In C.R.P. Nos.2292 of 1986 and 2119 of 1986 dated 17. 1993 and 29. 1993 respectively in the case of other two hundis executed by the petitioners herein, this Court held that the application filed for modification, under Secs. 151 and 152, C.P.C. are maintainable and accordingly upheld the order passed by the lower court in modifying the decree by changing the rate of interest from 36% to 6% per annum as per the contractual rate.
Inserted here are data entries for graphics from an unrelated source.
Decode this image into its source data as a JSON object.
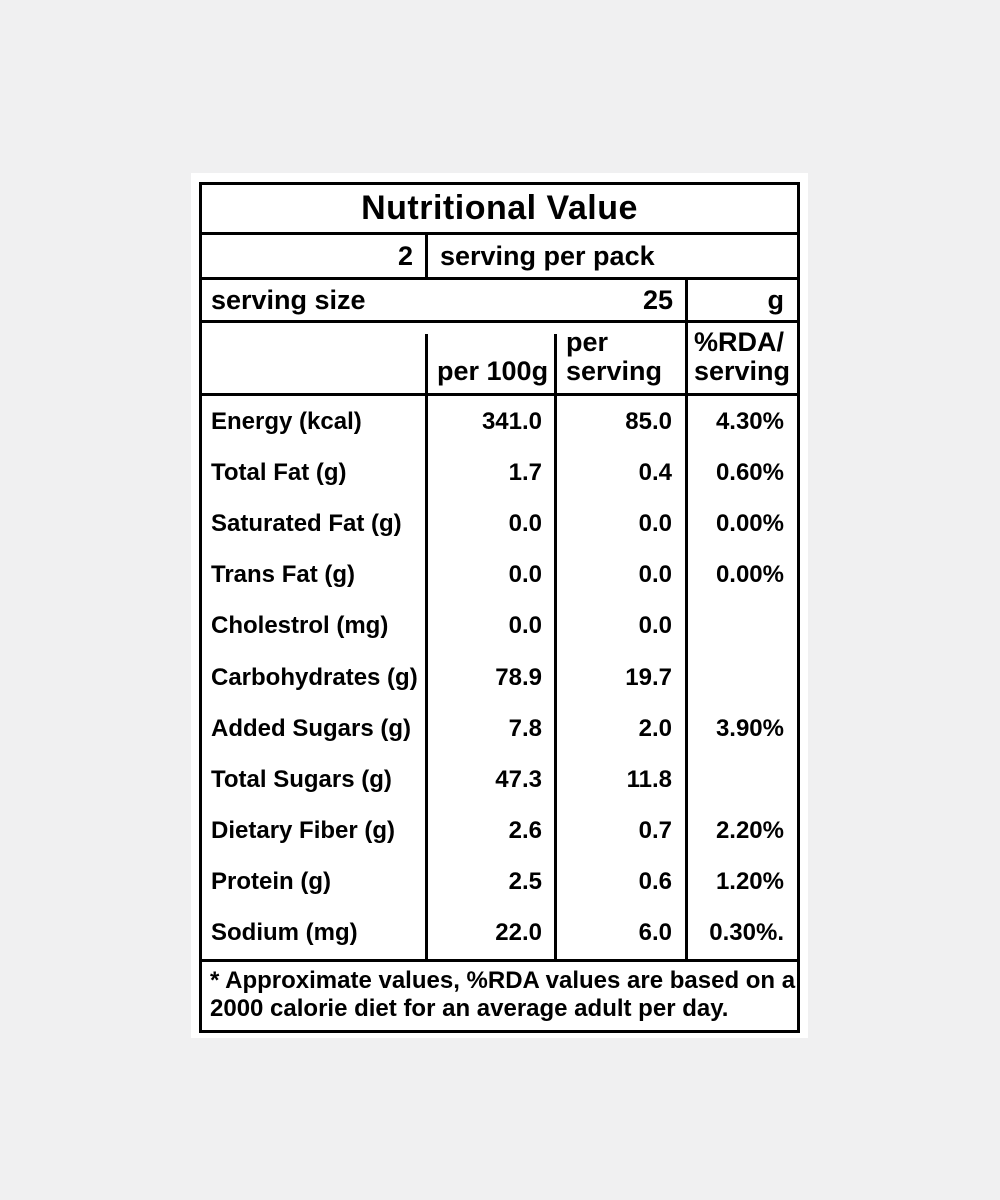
{
  "page": {
    "background_color": "#f0f0f1",
    "panel_color": "#ffffff",
    "border_color": "#000000"
  },
  "label": {
    "title": "Nutritional Value",
    "servings_per_pack": {
      "count": "2",
      "text": "serving per pack"
    },
    "serving_size": {
      "label": "serving size",
      "value": "25",
      "unit": "g"
    },
    "columns": {
      "per_100g": "per 100g",
      "per_serving_line1": "per",
      "per_serving_line2": "serving",
      "rda_line1": "%RDA/",
      "rda_line2": "serving"
    },
    "rows": [
      {
        "label": "Energy (kcal)",
        "per_100g": "341.0",
        "per_serving": "85.0",
        "rda": "4.30%"
      },
      {
        "label": "Total Fat (g)",
        "per_100g": "1.7",
        "per_serving": "0.4",
        "rda": "0.60%"
      },
      {
        "label": "Saturated Fat (g)",
        "per_100g": "0.0",
        "per_serving": "0.0",
        "rda": "0.00%"
      },
      {
        "label": "Trans Fat (g)",
        "per_100g": "0.0",
        "per_serving": "0.0",
        "rda": "0.00%"
      },
      {
        "label": "Cholestrol (mg)",
        "per_100g": "0.0",
        "per_serving": "0.0",
        "rda": ""
      },
      {
        "label": "Carbohydrates (g)",
        "per_100g": "78.9",
        "per_serving": "19.7",
        "rda": ""
      },
      {
        "label": "Added Sugars (g)",
        "per_100g": "7.8",
        "per_serving": "2.0",
        "rda": "3.90%"
      },
      {
        "label": "Total Sugars (g)",
        "per_100g": "47.3",
        "per_serving": "11.8",
        "rda": ""
      },
      {
        "label": "Dietary Fiber (g)",
        "per_100g": "2.6",
        "per_serving": "0.7",
        "rda": "2.20%"
      },
      {
        "label": "Protein (g)",
        "per_100g": "2.5",
        "per_serving": "0.6",
        "rda": "1.20%"
      },
      {
        "label": "Sodium (mg)",
        "per_100g": "22.0",
        "per_serving": "6.0",
        "rda": "0.30%."
      }
    ],
    "footnote_line1": "* Approximate values, %RDA values are based on a",
    "footnote_line2": "2000 calorie diet for an average adult per day."
  }
}
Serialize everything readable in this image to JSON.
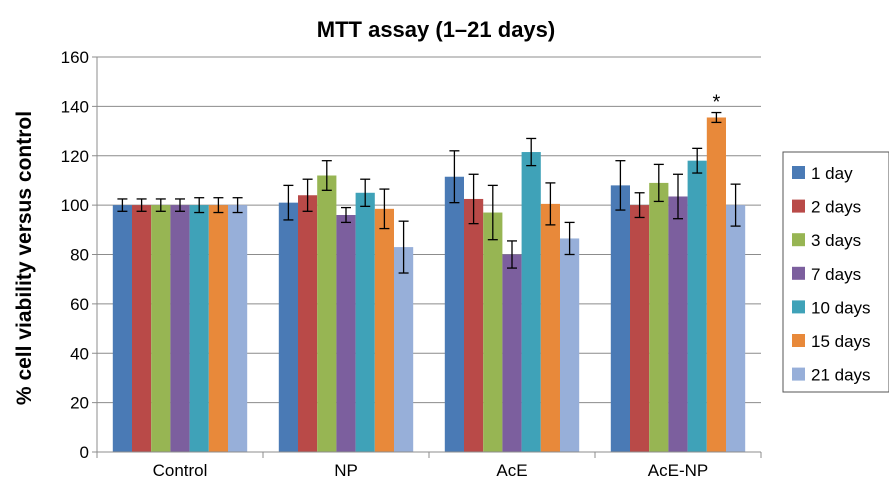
{
  "chart_data": {
    "type": "bar",
    "title": "MTT assay (1–21 days)",
    "xlabel": "",
    "ylabel": "% cell viability versus control",
    "ylim": [
      0,
      160
    ],
    "yticks": [
      0,
      20,
      40,
      60,
      80,
      100,
      120,
      140,
      160
    ],
    "grid": true,
    "legend_position": "right",
    "categories": [
      "Control",
      "NP",
      "AcE",
      "AcE-NP"
    ],
    "series": [
      {
        "name": "1 day",
        "color": "#4a7ab5",
        "values": [
          100,
          101,
          111.5,
          108
        ],
        "errors": [
          2.5,
          7,
          10.5,
          10
        ]
      },
      {
        "name": "2 days",
        "color": "#b94a48",
        "values": [
          100,
          104,
          102.5,
          100
        ],
        "errors": [
          2.5,
          6.5,
          10,
          5
        ]
      },
      {
        "name": "3 days",
        "color": "#97b553",
        "values": [
          100,
          112,
          97,
          109
        ],
        "errors": [
          2.5,
          6,
          11,
          7.5
        ]
      },
      {
        "name": "7 days",
        "color": "#7c5f9e",
        "values": [
          100,
          96,
          80,
          103.5
        ],
        "errors": [
          2.5,
          3,
          5.5,
          9
        ]
      },
      {
        "name": "10 days",
        "color": "#3fa2b8",
        "values": [
          100,
          105,
          121.5,
          118
        ],
        "errors": [
          3,
          5.5,
          5.5,
          5
        ]
      },
      {
        "name": "15 days",
        "color": "#e8893a",
        "values": [
          100,
          98.5,
          100.5,
          135.5
        ],
        "errors": [
          3,
          8,
          8.5,
          2
        ]
      },
      {
        "name": "21 days",
        "color": "#97afd9",
        "values": [
          100,
          83,
          86.5,
          100
        ],
        "errors": [
          3,
          10.5,
          6.5,
          8.5
        ]
      }
    ],
    "annotations": [
      {
        "text": "*",
        "category": "AcE-NP",
        "series": "15 days"
      }
    ]
  }
}
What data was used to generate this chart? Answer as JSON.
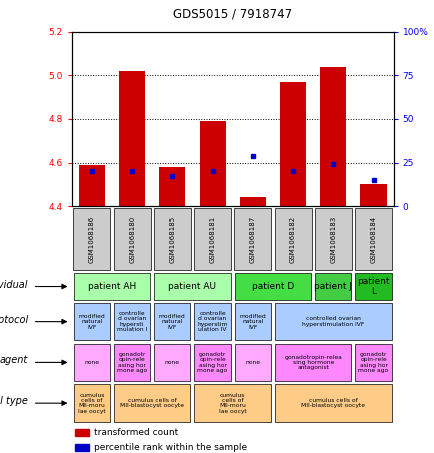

In the present case as already stated, in the plaint in paragraph-4, the plaintiff has stated the contractual rate of interest was 6%, though in the prayer portion it was wrongly stated as 36% per annum. 11. Thus on considering the facts arising in this case, in the light of the judicial pronouncements cited supra, I hold that there is no infirmity in the order passed by the lower court in allowing the application in LA. No.19615 of 1984. Accordingly, this revision is dismissed. No costs.